Esses casos e mais especificamente o de Nego Di ilustra bem o paradoxo: ele exerce influência — seu alcance e engajamento — mas também é acusado de “roubar” ou enganar seguidores.

Falsas promessas

Na área da saúde, muitos influenciadores promovem tratamentos ou “curas milagrosas” sem respaldo científico.

Um levantamento da revista VEJA aponta que 81% de 200 conteúdos analisados no TikTok sobre “curas de câncer” eram não confiáveis — narrativas pessoais, produtos caros, teorias conspiratórias e afins.

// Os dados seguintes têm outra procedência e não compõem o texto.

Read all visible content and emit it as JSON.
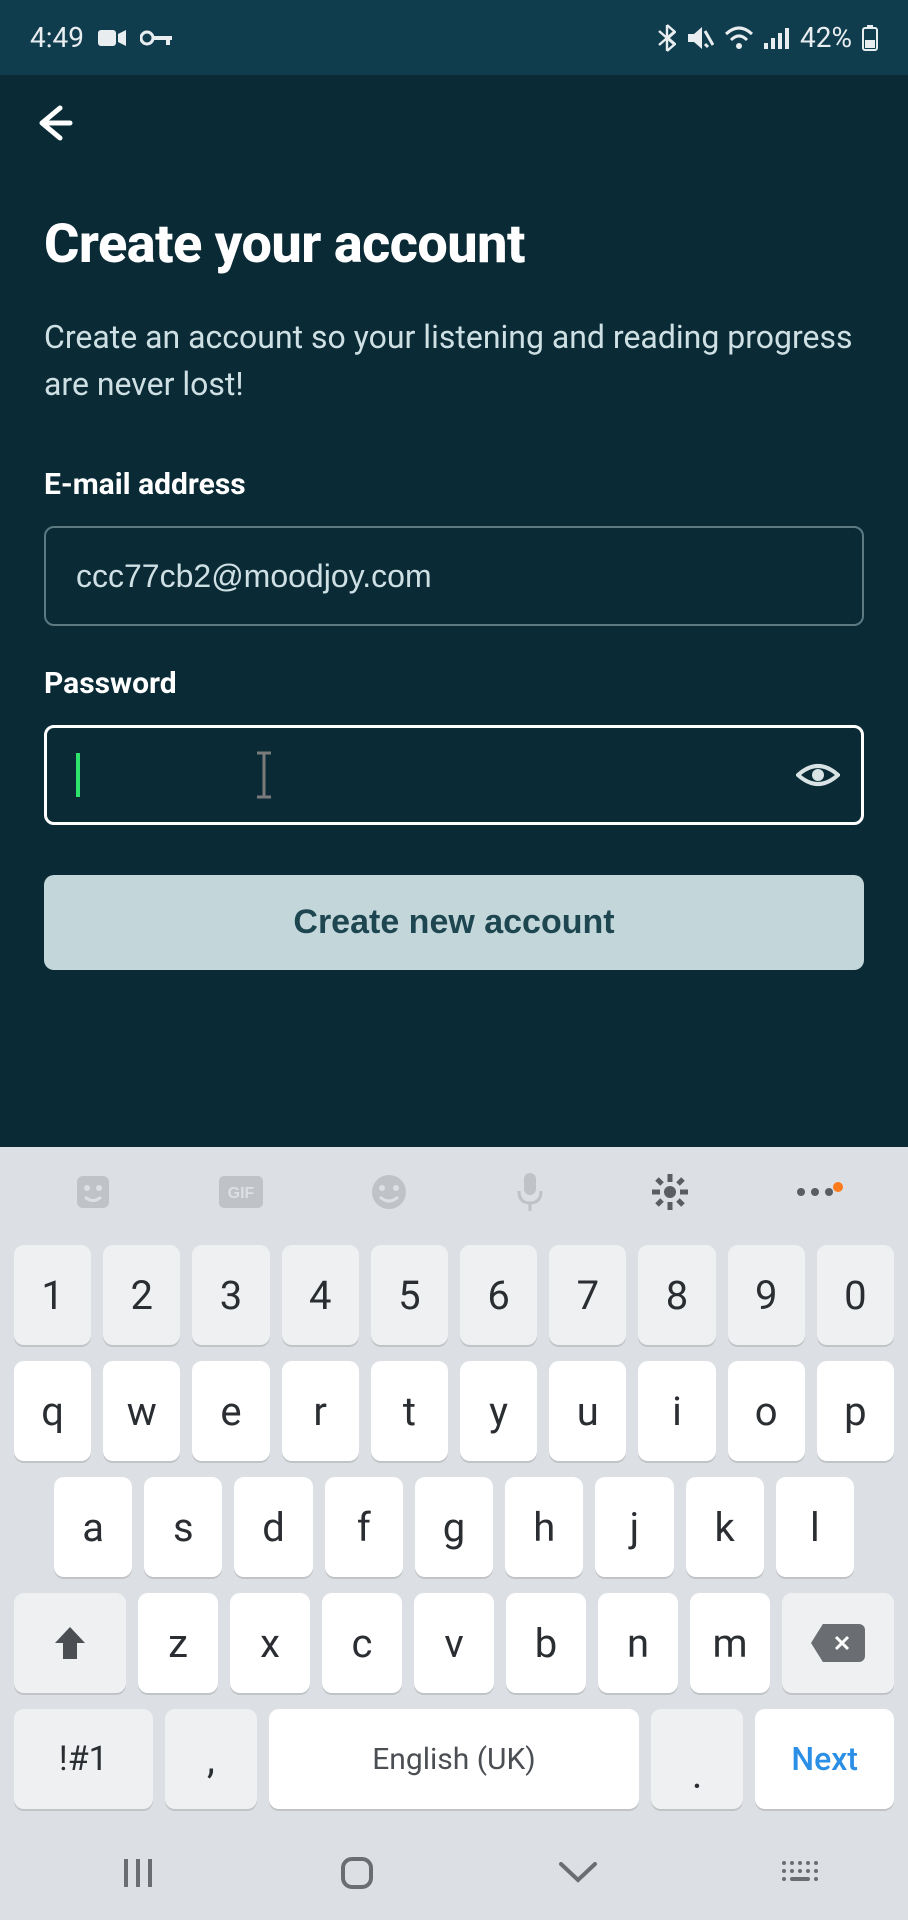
{
  "status": {
    "time": "4:49",
    "battery_text": "42%"
  },
  "page": {
    "title": "Create your account",
    "subtitle": "Create an account so your listening and reading progress are never lost!"
  },
  "form": {
    "email_label": "E-mail address",
    "email_value": "ccc77cb2@moodjoy.com",
    "password_label": "Password",
    "password_value": "",
    "submit_label": "Create new account"
  },
  "keyboard": {
    "rows": {
      "num": [
        "1",
        "2",
        "3",
        "4",
        "5",
        "6",
        "7",
        "8",
        "9",
        "0"
      ],
      "r1": [
        "q",
        "w",
        "e",
        "r",
        "t",
        "y",
        "u",
        "i",
        "o",
        "p"
      ],
      "r2": [
        "a",
        "s",
        "d",
        "f",
        "g",
        "h",
        "j",
        "k",
        "l"
      ],
      "r3": [
        "z",
        "x",
        "c",
        "v",
        "b",
        "n",
        "m"
      ]
    },
    "sym_label": "!#1",
    "comma_label": ",",
    "period_label": ".",
    "space_label": "English (UK)",
    "next_label": "Next"
  }
}
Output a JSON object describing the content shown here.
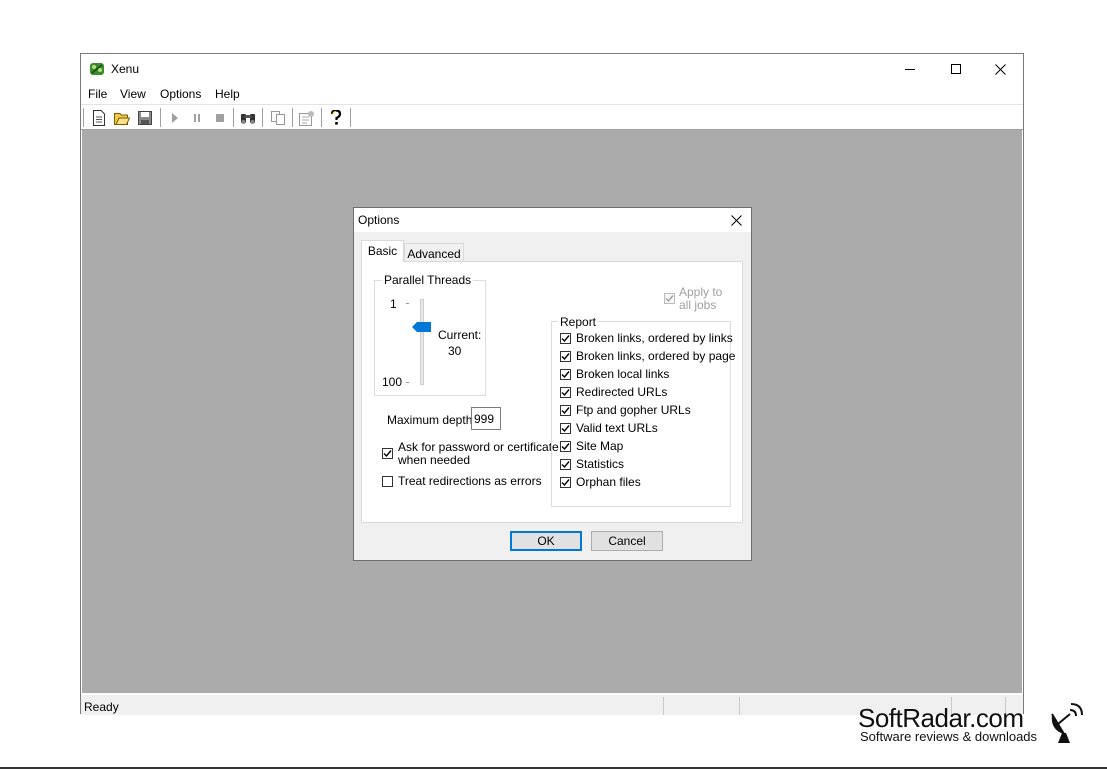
{
  "app": {
    "title": "Xenu"
  },
  "menu": [
    "File",
    "View",
    "Options",
    "Help"
  ],
  "toolbar": {
    "icons": [
      "new-icon",
      "open-icon",
      "save-icon",
      "play-icon",
      "pause-icon",
      "stop-icon",
      "find-icon",
      "copy-icon",
      "properties-icon",
      "help-icon"
    ]
  },
  "status": {
    "text": "Ready"
  },
  "dialog": {
    "title": "Options",
    "tabs": [
      "Basic",
      "Advanced"
    ],
    "threads": {
      "group_label": "Parallel Threads",
      "min_label": "1",
      "max_label": "100",
      "current_label": "Current:",
      "current_value": "30",
      "slider_min": 1,
      "slider_max": 100,
      "slider_value": 30
    },
    "depth": {
      "label": "Maximum depth:",
      "value": "999"
    },
    "ask_password": {
      "label_line1": "Ask for password or certificate",
      "label_line2": "when needed",
      "checked": true
    },
    "treat_redirections": {
      "label": "Treat redirections as errors",
      "checked": false
    },
    "apply_all": {
      "label_line1": "Apply to",
      "label_line2": "all jobs",
      "checked": true,
      "disabled": true
    },
    "report": {
      "group_label": "Report",
      "items": [
        {
          "label": "Broken links, ordered by links",
          "checked": true
        },
        {
          "label": "Broken links, ordered by page",
          "checked": true
        },
        {
          "label": "Broken local links",
          "checked": true
        },
        {
          "label": "Redirected URLs",
          "checked": true
        },
        {
          "label": "Ftp and gopher URLs",
          "checked": true
        },
        {
          "label": "Valid text URLs",
          "checked": true
        },
        {
          "label": "Site Map",
          "checked": true
        },
        {
          "label": "Statistics",
          "checked": true
        },
        {
          "label": "Orphan files",
          "checked": true
        }
      ]
    },
    "buttons": {
      "ok": "OK",
      "cancel": "Cancel"
    }
  },
  "watermark": {
    "brand": "SoftRadar.com",
    "tagline": "Software reviews & downloads"
  },
  "colors": {
    "client_bg": "#ababab",
    "slider_thumb": "#0078d7",
    "focus": "#0078d7"
  }
}
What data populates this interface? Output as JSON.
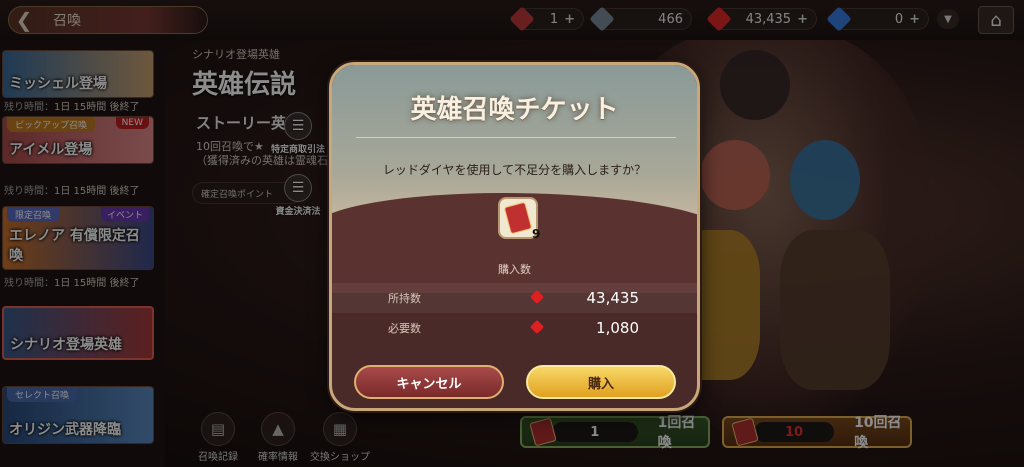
{
  "topbar": {
    "title": "召喚",
    "resources": [
      {
        "name": "ticket",
        "value": "1",
        "color": "#c03a3a"
      },
      {
        "name": "silver-cube",
        "value": "466",
        "color": "#7a8a9a"
      },
      {
        "name": "red-diamond",
        "value": "43,435",
        "color": "#e02828"
      },
      {
        "name": "blue-diamond",
        "value": "0",
        "color": "#3a7ae0"
      }
    ]
  },
  "sidebar": {
    "banners": [
      {
        "label": "ミッシェル登場",
        "tag": "",
        "tag2": "",
        "timer_key": "残り時間：",
        "timer_val": "1日 15時間 後終了"
      },
      {
        "label": "アイメル登場",
        "tag": "ピックアップ召喚",
        "tag2": "NEW",
        "timer_key": "残り時間：",
        "timer_val": "1日 15時間 後終了"
      },
      {
        "label": "エレノア 有償限定召喚",
        "tag": "限定召喚",
        "tag2": "イベント",
        "timer_key": "残り時間：",
        "timer_val": "1日 15時間 後終了"
      },
      {
        "label": "シナリオ登場英雄",
        "tag": "",
        "tag2": "",
        "timer_key": "",
        "timer_val": ""
      },
      {
        "label": "オリジン武器降臨",
        "tag": "セレクト召喚",
        "tag2": "",
        "timer_key": "",
        "timer_val": ""
      }
    ]
  },
  "main": {
    "subtitle": "シナリオ登場英雄",
    "heading": "英雄伝説",
    "story": "ストーリー英",
    "desc_line1": "10回召喚で★",
    "desc_line2": "（獲得済みの英雄は霊魂石",
    "kakutei": "確定召喚ポイント",
    "doc1": "特定商取引法",
    "doc2": "資金決済法"
  },
  "bottom": {
    "icons": [
      "召喚記録",
      "確率情報",
      "交換ショップ"
    ],
    "summon1_count": "1",
    "summon1_label": "1回召喚",
    "summon10_count": "10",
    "summon10_label": "10回召喚"
  },
  "dialog": {
    "title": "英雄召喚チケット",
    "message": "レッドダイヤを使用して不足分を購入しますか？",
    "ticket_count": "9",
    "buy_amount_label": "購入数",
    "owned_label": "所持数",
    "owned_value": "43,435",
    "required_label": "必要数",
    "required_value": "1,080",
    "cancel": "キャンセル",
    "buy": "購入"
  }
}
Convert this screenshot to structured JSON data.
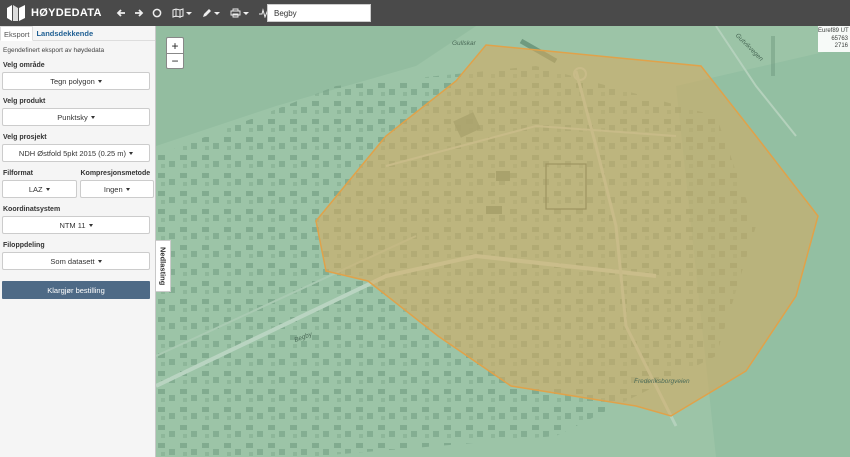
{
  "app": {
    "title": "HØYDEDATA"
  },
  "toolbar": {
    "search_value": "Begby"
  },
  "sidebar": {
    "tabs": [
      "Eksport",
      "Landsdekkende"
    ],
    "description": "Egendefinert eksport av høydedata",
    "area": {
      "label": "Velg område",
      "value": "Tegn polygon"
    },
    "product": {
      "label": "Velg produkt",
      "value": "Punktsky"
    },
    "project": {
      "label": "Velg prosjekt",
      "value": "NDH Østfold 5pkt 2015 (0.25 m)"
    },
    "file_format": {
      "label": "Filformat",
      "value": "LAZ"
    },
    "compression": {
      "label": "Kompresjonsmetode",
      "value": "Ingen"
    },
    "coordinate_system": {
      "label": "Koordinatsystem",
      "value": "NTM 11"
    },
    "file_split": {
      "label": "Filoppdeling",
      "value": "Som datasett"
    },
    "submit_label": "Klargjør bestilling"
  },
  "map": {
    "zoom_in": "+",
    "zoom_out": "−",
    "download_tab": "Nedlasting",
    "coords": [
      "Euref89 UT",
      "65763",
      "2716"
    ],
    "place_labels": [
      "Gullskar",
      "Begby",
      "Frederiksborgveien",
      "Gutvikvegen"
    ]
  },
  "colors": {
    "topbar": "#4a4a4a",
    "primary_button": "#4e6a86",
    "polygon_fill": "#d9a95c",
    "polygon_stroke": "#e0a24a",
    "map_base": "#9cc4a7"
  },
  "icons": [
    "logo-mark",
    "arrow-left-icon",
    "arrow-right-icon",
    "circle-icon",
    "map-icon",
    "pencil-icon",
    "printer-icon",
    "profile-icon"
  ]
}
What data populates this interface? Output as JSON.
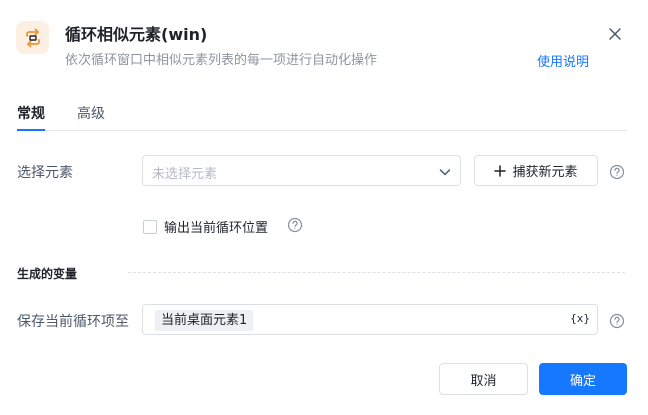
{
  "header": {
    "title": "循环相似元素(win)",
    "subtitle": "依次循环窗口中相似元素列表的每一项进行自动化操作",
    "help_link": "使用说明",
    "icon": "loop-icon",
    "icon_bg_color": "#fdf0e2",
    "icon_color": "#e8943a"
  },
  "tabs": [
    {
      "label": "常规",
      "active": true
    },
    {
      "label": "高级",
      "active": false
    }
  ],
  "fields": {
    "select_element": {
      "label": "选择元素",
      "placeholder": "未选择元素",
      "capture_button": "捕获新元素"
    },
    "output_position": {
      "label": "输出当前循环位置",
      "checked": false
    }
  },
  "section": {
    "title": "生成的变量"
  },
  "output_var": {
    "label": "保存当前循环项至",
    "value": "当前桌面元素1",
    "var_button": "{x}"
  },
  "footer": {
    "cancel": "取消",
    "ok": "确定"
  },
  "colors": {
    "accent": "#1677ff",
    "border": "#dcdfe6",
    "muted_text": "#8f959e"
  }
}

Isso é uma forma de “roubo intelectual” e de confiança: seguidores investem tempo, dinheiro ou esperança em algo que não é real.

Publicidade oculta

Eles vendem produtos, planos ou serviços, muitas vezes sem deixar claro que é publicidade paga.

A audiência, que confia no influenciador, acaba sendo manipulada a consumir algo por causa da credibilidade percebida, sem saber que há interesse comercial por trás.

Rifas, esquemas e golpes financeiros

No exemplo citado, Nego Di promoveu rifas virtuais com promessa de prêmios valiosos, mas está sendo investigado por lavagem de dinheiro e estelionato.  Outros influenciadores podem promover criptomoedas duvidosas, pirâmides ou esquemas que se beneficiam da “status” de quem tem muitos seguidores.

Cartéis de influenciadores

Alguns influenciadores formam “cartéis” para inflar engajamento, manipular anúncios e garantir maiores rendimentos — de modo coordenado.

Esse mecanismo pode distorcer o mercado publicitário e prejudicar consumidores.

Não é um fenômeno isolado nem recente; observa-se cada vez mais nas diversas redes sociais (Instagram, TikTok, YouTube, X, etc.).
No Brasil, casos aparecem com frequência em campanhas de saúde, cosméticos, “lives de vendas”, rifas ou sorteios online. O caso de Nego Di emergiu entre 2023 e 2025, durante investigações de rifas virtuais e operações do Ministério Público.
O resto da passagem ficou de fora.